The Watermelon decided from habit to get a better view of the lonely swimmer before he let his own presence become known. He slipped into the bushes and slowly wriggled his way to the little glade. The lake was bigger than at first appeared. It turned and twisted through the woods and was finally lost from view around a small promontory. The trees grew nearly to the water's edge, a dense protecting wall to one who wished to sport in nature's solitude, garbed in nature's simple clothing. The lake was too far from the hotel to have been annexed as one of the attractions of that hostelry. All this the Watermelon noticed at a glance. He also noticed that the man swimming in the cool brown depths, with long easy strokes, was alone and a stranger. The Watermelon looked for the clothes and found them on a log, practically at his feet.
In everything but color, they fulfilled his dream of what raiment should be like. Instead of the pale gray he rather favored, the suit was brown, a light brown, with a tiny green stripe, barely visible, intertwined with a faint suggestion of red, forming a harmonious whole that was vastly pleasing to the Watermelon's æsthetic senses. In the matter of socks, he realized that the stranger had not taken the best advantage of his opportunity. Instead of being red or green to lend character to the delicate suggestion of those colors found in the suit, they were a soft dun brown. There was a tie of the same shade and a silk negligée shirt of white with pale green stripes. The owner was clearly a young man of rare taste, unhampered by a vexatious limitation of his pocket-book.
He could be seen swimming slowly and luxuriously in the little lake, perfectly contented, unconscious that some one besides the woodpeckers and the squirrels was watching him. The swimmer's strokes had quickened and the Watermelon perceived that he was swimming straight up the lake with the probable intention of rounding the promontory and exploring the farther lake. When he disappeared, the Watermelon quickly, carefully, gathered up the clothes and likewise disappeared.
The swimmer was a big man and the clothes as good a fit as one could look for under the circumstances. They set off the Watermelon's long, lean figure to perfection, and the hat, a soft and expensive panama, lent added distinction. The Watermelon removed the three dollars and ten cents and the keys from his own pockets, and making a bundle of his cast-off dollies, stuffed them out of sight in a hollow log, where later he could return and find them. It was just as well to leave the stranger a practical captive in nature's depths until the beauty show was pulled off. After that event, he would return, and if the stranger was amenable to reason, he could have his good clothes back, but if he acted put out at all, for punishment he would have to accept the Watermelon's glorious attire.

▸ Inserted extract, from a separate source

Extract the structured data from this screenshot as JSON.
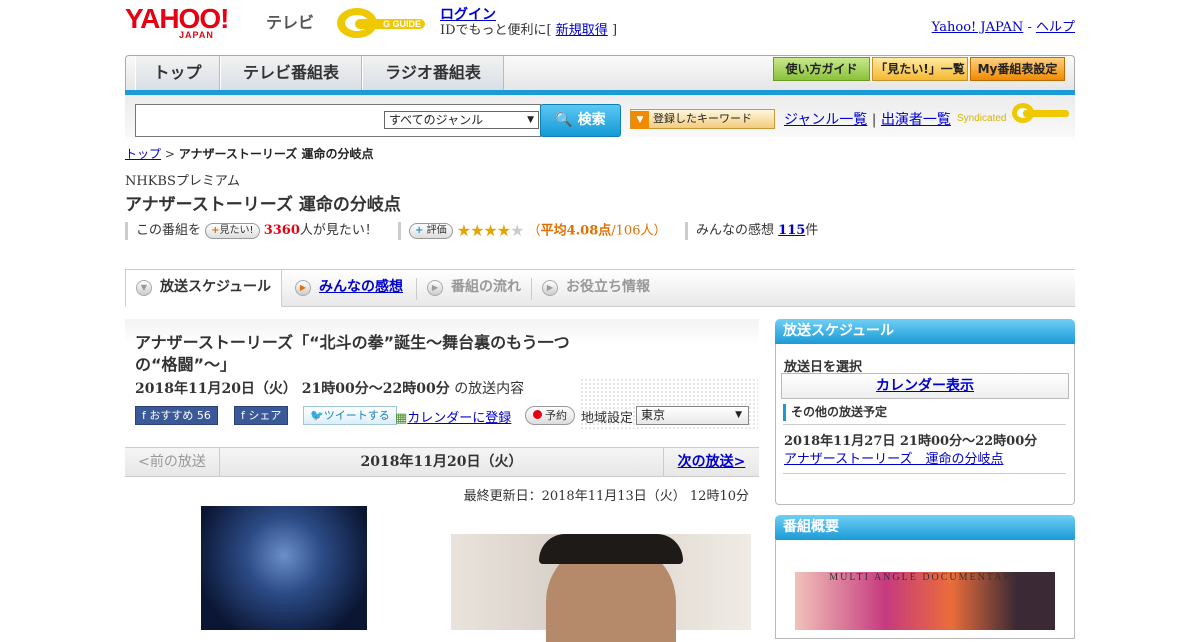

Clean-shaven, well-clothed, there was no longer any need for him to go to the hotel, unless he wished to dine there. If the devotee of nature, back in the swimming pool, was a stranger in these parts and not a guest at the hotel, the Watermelon felt that he could do this with pleasure and safety. It was after twelve, and his ever-present desire to eat was becoming too pronounced to be comfortable. It would be a fitting climax to a highly delightful morning to have dinner, surrounded by gentle folk again, for the Watermelon came of a gentle family. He had no fear, for some time at least, of the owner of the borrowed clothes making himself unnecessarily conspicuous. But, on the other hand, if he were a guest at the hotel, the clothes would probably be recognized and murder be the simplest solution of their change of owners. Still, reasoned the Watermelon, with a shrewd guess at the truth, if he were a guest, it was hardly likely that he would be swimming alone in the isolated pond, in the bathing suit designed by nature. The clothes hardly indicated a young man of a serious turn of mind, who would seek the wooded solitudes in preference to the vivacious society of his kind to be found in a big hotel.
The wood ended abruptly at a stone wall. There was a road beyond the wall, and beyond the road, another stone wall and more woods. It was a narrow woodland road, a short cut to the hotel. It wound its way out of sight, up a hill, through the pines. It was grass-grown and shady and the trees met overhead. Sweetbrier and wild roses grew along the stone walls, while gay little flowers and delicate ferns ventured out into the road itself, and with every passing breeze nodded merrily from the ruts of last winter's wood hauling. By the side of the road, like a glaring anachronism, a variety theater in Paradise, a vacuum cleaner among the ferns and daisies, stood a huge red touring car with shining brass work and raised top. No one was anywhere in sight and the Watermelon climbed into the tonneau and leaned comfortably back in the roomy depths.
"Home, Henry," said he languidly to an imaginary chauffeur.
A honk, honk behind him answered. He leaned from the car and saw another turn into the road and come toward him. It was a touring car, big and blue. An elderly gentleman, fat, serious, important, was at the wheel. Beside him sat a lady, and a chauffeur languished in the tonneau.
"Hello, Thomas," called the old gentleman with the affability of a performing elephant, addressing the Watermelon by the name of his car, as is the custom of the road.
"Hello, William," answered the Watermelon, wondering why they called him Thomas.